The other community had been smaller. Fewer survivors, more desperate. She'd transformed six of them—a baker with burned hands, a carpenter missing an arm, others she barely remembered now. They'd given her what they could in thanks: bread, a few coins, and clothes from a seamstress who'd watched Yara work and insisted she take them.
New shirt. Clean trousers. A green cloak that actually fit, no holes or blood stains. Yara pulled it tighter as she walked through the gate.
The market had changed in three days.
People moved with purpose now. Lines formed at Rosa's cooking pots without anyone shouting orders. Bowls were filled, passed, emptied, returned. Steam rose steady from the fires. The Watchman sat on a broken awning, watching the approaches. The Guard stood at the alley entrance, eyes scanning the street.
The Builder worked near the north wall, dragging a doorframe into position. When he pressed his hands against the warped wood, it straightened. Hinges that had been rusted solid started moving again. Nails found their holes without hammering.
The Mother moved through the crowd with her ledger, counting rations, organizing storage. People brought her problems and she solved them—three words, four at most. No wasted motion.

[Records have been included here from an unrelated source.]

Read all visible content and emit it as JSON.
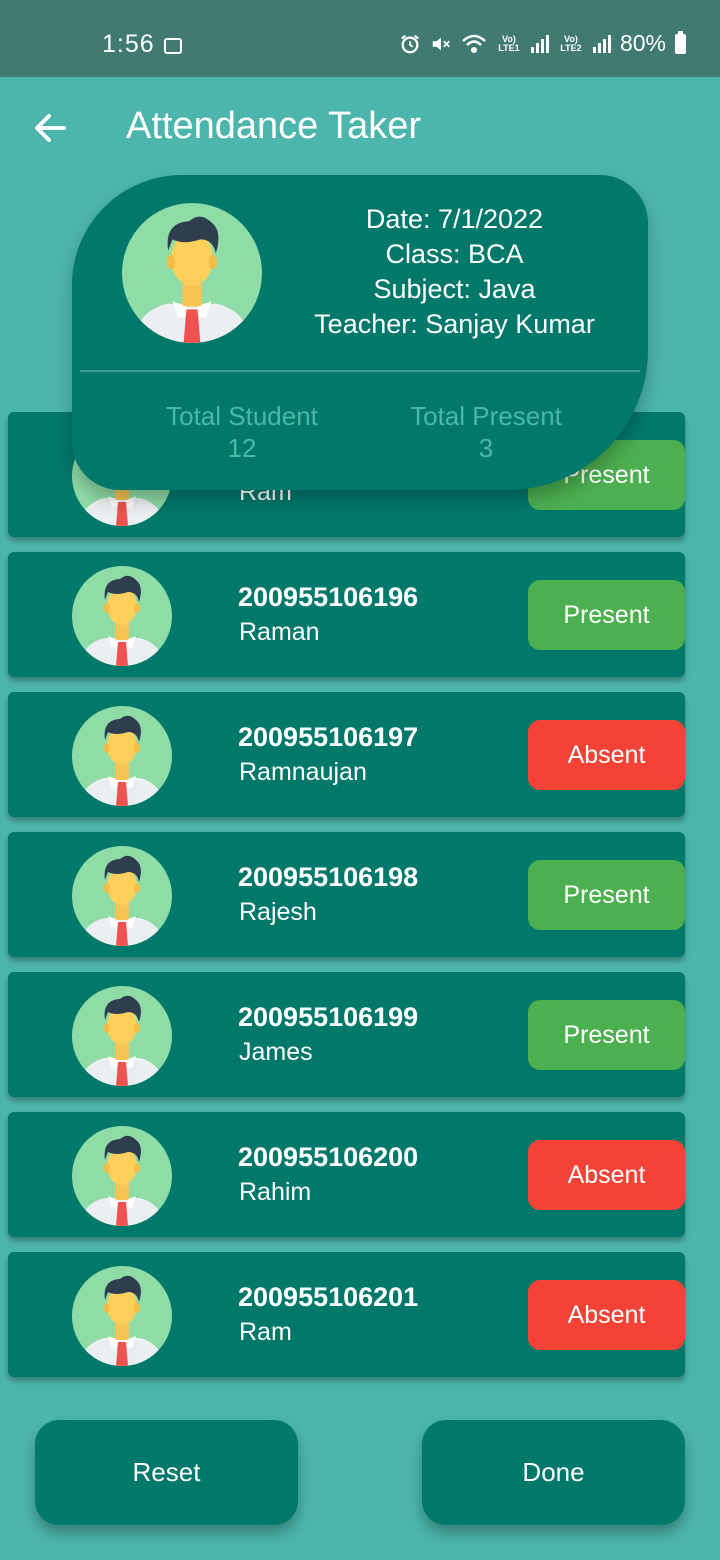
{
  "status_bar": {
    "time": "1:56",
    "lte1": "Vo) LTE1",
    "lte2": "Vo) LTE2",
    "battery": "80%"
  },
  "app": {
    "title": "Attendance Taker"
  },
  "header": {
    "date": "Date: 7/1/2022",
    "class_name": "Class: BCA",
    "subject": "Subject: Java",
    "teacher": "Teacher: Sanjay Kumar",
    "total_student_label": "Total Student",
    "total_student_value": "12",
    "total_present_label": "Total Present",
    "total_present_value": "3"
  },
  "students": [
    {
      "id": "",
      "name": "Ram",
      "status": "Present"
    },
    {
      "id": "200955106196",
      "name": "Raman",
      "status": "Present"
    },
    {
      "id": "200955106197",
      "name": "Ramnaujan",
      "status": "Absent"
    },
    {
      "id": "200955106198",
      "name": "Rajesh",
      "status": "Present"
    },
    {
      "id": "200955106199",
      "name": "James",
      "status": "Present"
    },
    {
      "id": "200955106200",
      "name": "Rahim",
      "status": "Absent"
    },
    {
      "id": "200955106201",
      "name": "Ram",
      "status": "Absent"
    }
  ],
  "buttons": {
    "reset": "Reset",
    "done": "Done"
  },
  "colors": {
    "primary": "#00796b",
    "background": "#4db6ac",
    "present": "#4caf50",
    "absent": "#f44336"
  }
}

It ran like a machine now. Efficient. Organized.
Eliza appeared at Yara's side. "Welcome back. How did it go?"
"Six successful. Two failures." Yara's voice was flat. "They gave me clothes."
"I see that. The cloak suits you." Eliza glanced at her ledger. "While you were gone, we had four more requests. Two from inside the market, two from outside communities. And—" She paused. "The Regent sent someone."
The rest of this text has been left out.